A cagar e a rir...



No outro dia, quando fui à casa de banho, entreti-me a ler a única revista do Expresso que estava por lá, já antiga e que já tinha lido quase toda. Com ar de frete, pus-me a ler as cartas abertas do Comendador Marques de Correia, que é aquela parvoice da última página. Mas nessa semana, lia-se o seguinte:

"Sempre a tomar balanço


Lisboa, 20 de Dezembro de 2006

Aos Portugueses em geral,

Desde que tomei posse do meu novo cargo de Secretário de Estado dos Assuntos Inexpli´cáveis (adiante designado por SEAD) que tenho pensado maduramente no assunto. Aparentemente, as coisas têm piorado e de que maneira. Mas isto é só aparentemente.
O que agora nos afecta, não só é um sentimento mau que se apodera de nós, uma espécie de torpor de mal-estar que é fatigante e muito indesejável. É, além disso, todo um cansaço físico acumulado, um desejo enorme de mudar de local e de modo de ser, sem dar por certo de que aí, noutro sítio e com outra idiossincracia, ficaríamos melhor.
Depois há também o clima. É certo que é bom. Mas é demasiado quente, ou demasiado frio; demasiado chuvoso ou demasiado seco; no geral é um bom clima que não presta para nada.
E temos as pessoas. Boa gente, simples, nada sofisticada, mas que também para pouco serve. São hospitaleiros, mas não gostam de ser incomodados. E são invejosos, embora amigos de ajudar.
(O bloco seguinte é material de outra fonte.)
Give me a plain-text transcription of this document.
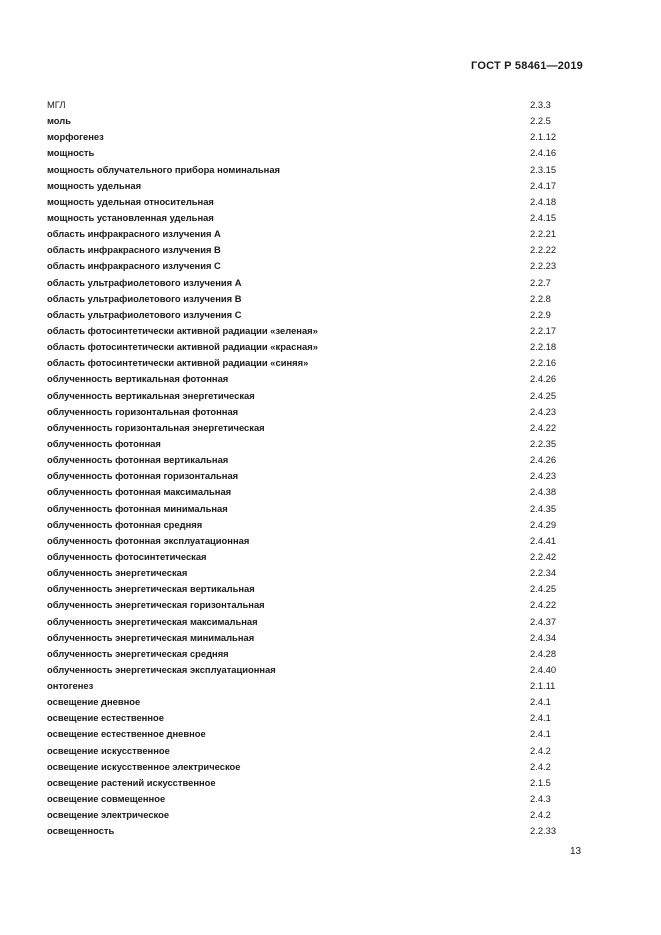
ГОСТ Р 58461—2019
МГЛ	2.3.3
моль	2.2.5
морфогенез	2.1.12
мощность	2.4.16
мощность облучательного прибора номинальная	2.3.15
мощность удельная	2.4.17
мощность удельная относительная	2.4.18
мощность установленная удельная	2.4.15
область инфракрасного излучения А	2.2.21
область инфракрасного излучения В	2.2.22
область инфракрасного излучения С	2.2.23
область ультрафиолетового излучения А	2.2.7
область ультрафиолетового излучения В	2.2.8
область ультрафиолетового излучения С	2.2.9
область фотосинтетически активной радиации «зеленая»	2.2.17
область фотосинтетически активной радиации «красная»	2.2.18
область фотосинтетически активной радиации «синяя»	2.2.16
облученность вертикальная фотонная	2.4.26
облученность вертикальная энергетическая	2.4.25
облученность горизонтальная фотонная	2.4.23
облученность горизонтальная энергетическая	2.4.22
облученность фотонная	2.2.35
облученность фотонная вертикальная	2.4.26
облученность фотонная горизонтальная	2.4.23
облученность фотонная максимальная	2.4.38
облученность фотонная минимальная	2.4.35
облученность фотонная средняя	2.4.29
облученность фотонная эксплуатационная	2.4.41
облученность фотосинтетическая	2.2.42
облученность энергетическая	2.2.34
облученность энергетическая вертикальная	2.4.25
облученность энергетическая горизонтальная	2.4.22
облученность энергетическая максимальная	2.4.37
облученность энергетическая минимальная	2.4.34
облученность энергетическая средняя	2.4.28
облученность энергетическая эксплуатационная	2.4.40
онтогенез	2.1.11
освещение дневное	2.4.1
освещение естественное	2.4.1
освещение естественное дневное	2.4.1
освещение искусственное	2.4.2
освещение искусственное электрическое	2.4.2
освещение растений искусственное	2.1.5
освещение совмещенное	2.4.3
освещение электрическое	2.4.2
освещенность	2.2.33
13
Acima de tudo são trabalhadores, embora nada produtivos e com um especial fervor para as discussões, embora odeiem polémicas.
Os homens são machistas, embora não se importem que as mulheres mandem neles, ao passo que as mulheres são feministas, mas totalmente submissas.
De resto, há a paisagem, que é quase tudo, e os monumentos que são maltratados. E ainda a História, a grande gesta do povo que o levou a dar novos mundos ao mundo, embora não tenha recebido nada em troca que não tenha gasto imediatamente em coisas inúteis que agora admiramos com gosto, como a Torre de Belém, o Estádio de Braga, a igreja do Marco ou o Convento de Mafra.
Tudo isto aguentámos com estoicismo, com enorme virtude e determinação frouxa, própria do nosso estilo, da nossa poesia, da defesa do Benfica. Não raro nos orgulhámos de ser assim e houve até quem achasse que isso era bom.
Depois veio a Europa. E desde que veio a Europa e a moeda europeia, que nos podemos comparar com os outros. Passou-nos a Irlanda, que eram uns tipos que vinham da crise da batata e da fome total. Passaram-nos os gregos, que são praticamente orientais, desorganizados e confusos. Passaram-nos os checos, que ainda há 20 anos eram pouco mais que uma colónia. Por fim, passou-nos o Chipre que nem sabemos onde fica e estamos aflitos com Malta, para que Malta não nos passe. Logo Malta, que é um povo com quem temos tantas afinidades, como se vê pelo nome.
Contra a angústia nacional vejo-me obrigado a revelar o segredo que está guardado há tanto tempo: isto é uma táctica! Nós estamos a andar para trás, porque somos como os carrinhos de corda. Estamos a tomar balanço. Um dia, largamo-nos e ultrapasamos esses palhaços todos. Chegaremos à Dinamarca, ao Luxemburgo. Estamos a tomar balanço! Por isso, se para o voltarmos a descer, não se admirem nem entrem em pânico. Comendador Marques de Correia."